Optical coherence tomography (OCT) yields high-resolution, three-dimensional images of the retina. A better understanding of retinal nerve fiber bundle (RNFB) trajectories in combination with visual field data may be used for future diagnosis and monitoring of glaucoma. However, manual tracing of these bundles is a tedious task. In this work, we present an automatic technique to estimate the orientation of RNFBs from volumetric OCT scans. Our method consists of several steps, starting from automatic segmentation of the RNFL. Then, a stack of en face images around the posterior nerve fiber layer interface was extracted. The image showing the best visibility of RNFB trajectories was selected for further processing. After denoising the selected en face image, a semblance structure-oriented filter was applied to probe the strength of local linear structure in a discrete set of orientations creating an orientation space.
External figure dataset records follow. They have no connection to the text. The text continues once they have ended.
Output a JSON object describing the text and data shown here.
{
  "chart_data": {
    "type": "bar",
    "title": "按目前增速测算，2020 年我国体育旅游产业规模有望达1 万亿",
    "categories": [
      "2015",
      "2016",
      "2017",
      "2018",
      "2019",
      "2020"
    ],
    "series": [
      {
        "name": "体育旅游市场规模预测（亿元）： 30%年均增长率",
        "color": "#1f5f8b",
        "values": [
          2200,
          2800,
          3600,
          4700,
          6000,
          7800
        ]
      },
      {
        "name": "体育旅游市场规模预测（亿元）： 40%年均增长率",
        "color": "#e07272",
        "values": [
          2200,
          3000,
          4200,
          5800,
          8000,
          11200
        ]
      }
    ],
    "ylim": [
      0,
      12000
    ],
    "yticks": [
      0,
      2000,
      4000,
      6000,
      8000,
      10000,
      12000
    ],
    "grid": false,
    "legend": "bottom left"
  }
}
Gaussian filtering along the orientation axis in this space is used to find the dominant orientation. Next, a confidence map was created to supplement the estimated orientation. This confidence map was used as pixel weight in normalized convolution to regularize the semblance filter response after which a new orientation estimate can be obtained. Finally, after several iterations an orientation field corresponding to the strongest local orientation was obtained. The RNFB orientations of six macular scans from three subjects were estimated. For all scans, visual inspection shows a good agreement between the estimated orientation fields and the RNFB trajectories in the en face images. Additionally, a good correlation between the orientation fields of two scans of the same subject was observed. Our method was also applied to a larger field of view around the macula. Manual tracing of the RNFB trajectories shows a good agreement with the automatically obtained streamlines obtained by fiber tracking.